Tra le provocazioni lanciate da Ridella, due quelle che fanno più discutere. La prima riguarda il possibile ‘carve out’ del cronico, cioè un assetto in cui il paziente sia preso in carico nella sua patologia da un provider privato. “L’azienda farmaceutica – spiega – potrebbe giocare un ruolo nuovo in questo scenario. Offerte ‘capitared’ (pay-per-patient anziché pay-per-pill) sono già emerse come nuovi modelli di cooperazione nei Paesi emergenti. Ed è interessante osservare che l’evoluzione dei sistemi sanitari potrebbe rivelarsi bidirezionale, con quelli evoluti/occidentali che riprodurranno in futuro alcune condizioni oggi proprie dei Paesi emergenti”.

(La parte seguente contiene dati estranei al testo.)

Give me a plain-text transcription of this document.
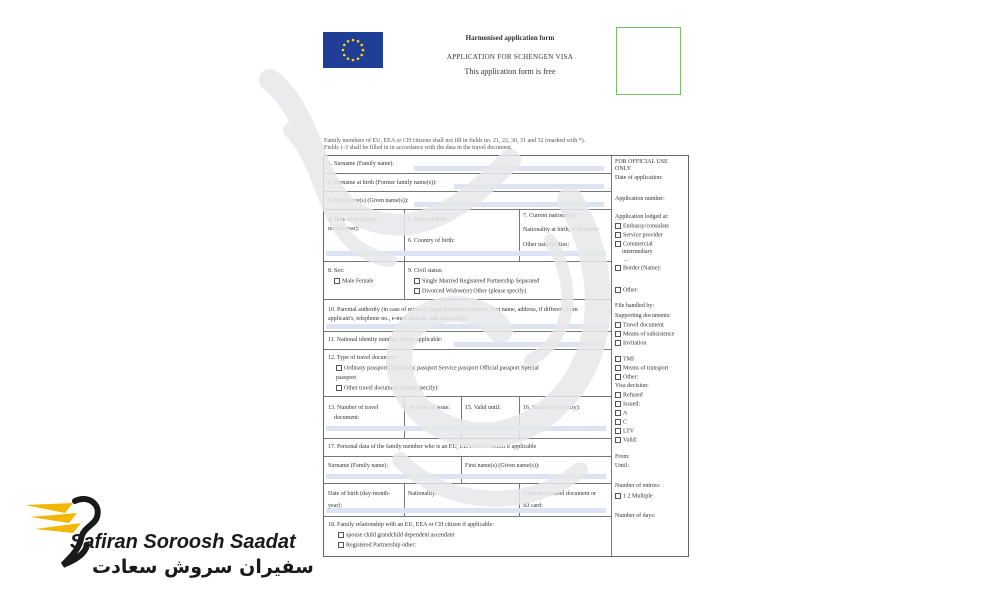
Harmonised application form
APPLICATION FOR SCHENGEN VISA
This application form is free
Family members of EU, EEA or CH citizens shall not fill in fields no. 21, 22, 30, 31 and 32 (marked with *).
Fields 1-3 shall be filled in in accordance with the data in the travel document.
1. Surname (Family name):
2. Surname at birth (Former family name(s)):
3. First name(s) (Given name(s)):
4. Date of birth (day-
month-year):
5. Place of birth:
6. Country of birth:
7. Current nationality:
Nationality at birth, if different:
Other nationalities:
8. Sex:
Male Female
9. Civil status:
Single Married Registered Partnership Separated
Divorced Widow(er) Other (please specify)
10. Parental authority (in case of minors) /legal guardian (surname, first name, address, if different from
applicant's, telephone no., e-mail address, and nationality):
11. National identity number, where applicable:
12. Type of travel document:
Ordinary passport Diplomatic passport Service passport Official passport Special
passport
Other travel document (please specify):
13. Number of travel
document:
14. Date of issue:	15. Valid until:	16. Issued by (country):
17. Personal data of the family member who is an EU, EEA or CH citizen if applicable
Surname (Family name):	First name(s) (Given name(s)):
Date of birth (day-month-
year):
Nationality:	Number of travel document or
ID card:
18. Family relationship with an EU, EEA or CH citizen if applicable:
spouse child grandchild dependent ascendant
Registered Partnership other:
FOR OFFICIAL USE
ONLY
Date of application:
Application number:
Application lodged at:
Embassy/consulate
Service provider
Commercial
intermediary
...
Border (Name):
Other:
File handled by:
Supporting documents:
Travel document
Means of subsistence
Invitation
TMI
Means of transport
Other:
Visa decision:
Refused
Issued:
A
C
LTV
Valid:
From:
Until:
Number of entries:
1 2 Multiple
Number of days:
Safiran Soroosh Saadat
سفیران سروش سعادت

Tra i fattori da tenere sott’occhio figura, secondo Ridella, anche la crescente proattività del paziente che potrebbe, a stretto giro, indurre anche pesanti evoluzioni dello scenario distributivo e significativi cambiamenti nelle relazioni tra farmacisti e aziende farmaceutiche. “Nell’attuale panorama di stagnazione – afferma – si stima che tra qualche anno circa 2 mila farmacie potrebbero rischiare la chiusura. Per scongiurare tale eventualità potrebbero cadere tabù come l’apertura del canale a società di capitali, nella convinzione che solo player ‘industriali’ possano salvare i piccoli a rischio di chiusura grazie a economie di scala e di scopo”.
Giuseppe Recchia, direttore medico di GlaxoSmithKline, ha parlato invece di cambio di relazioni e nuovi partenariati: “Lo sviluppo della ricerca farmaceutica dipende dalla capacità di innovare la terapia a un costo proporzionato al valore aggiunto, contribuendo alla sostenibilità sia della propria ricerca che dei sistemi sanitari utenti dei prodotti di tale ricerca. Partecipare alle future attività di ricerca e sviluppo dei nuovi farmaci e intercettare gli investimenti economici associati è una sfida obbligata per l’Italia e la crisi potrebbe rappresentare un catalizzatore per promuovere e in parte obbligare attori diversi, spesso con interessi di difficile conciliazione fino a pochi anni fa, a collaborare a tutti i diversi livelli della filiera della conoscenza ed in ogni fase dello sviluppo del farmaco”.
La soluzione? “Lo sviluppo di un mercato della conoscenza tra imprese, università, enti regolatori, Fondazioni e Charities italiani – conclude Recchia – per condividere e utilizzare la conoscenza prodotta dal sistema Italia e agevolarne il trasferimento verso il farmaco, collaborando con la rete e il patrimonio globale di competenza ed esperienza dell’impresa farmaceutica internazionale”.
Sulla stessa lunghezza d’onda la mission di Asis che punta a riunire il mondo del lavoro e le istituzioni quali l’università, all’interno di modelli che possano favorire le giuste sinergie per la ricerca, lo sviluppo e la formazione nelle scienze della vita: “Proprio per questo – spiega il presidente Macchia – il 15 marzo in collaborazione con la Fondazione Carlo Erba abbiamo bandito due premi per giovani dottori di ricerca che durante il loro recente periodo di dottorato abbiano svolto ricerche particolarmente innovative, che possano costituire base di programmi futuri nel campo delle malattie oncologiche e delle malattie neurodegenerative (www.asis2013.it)”.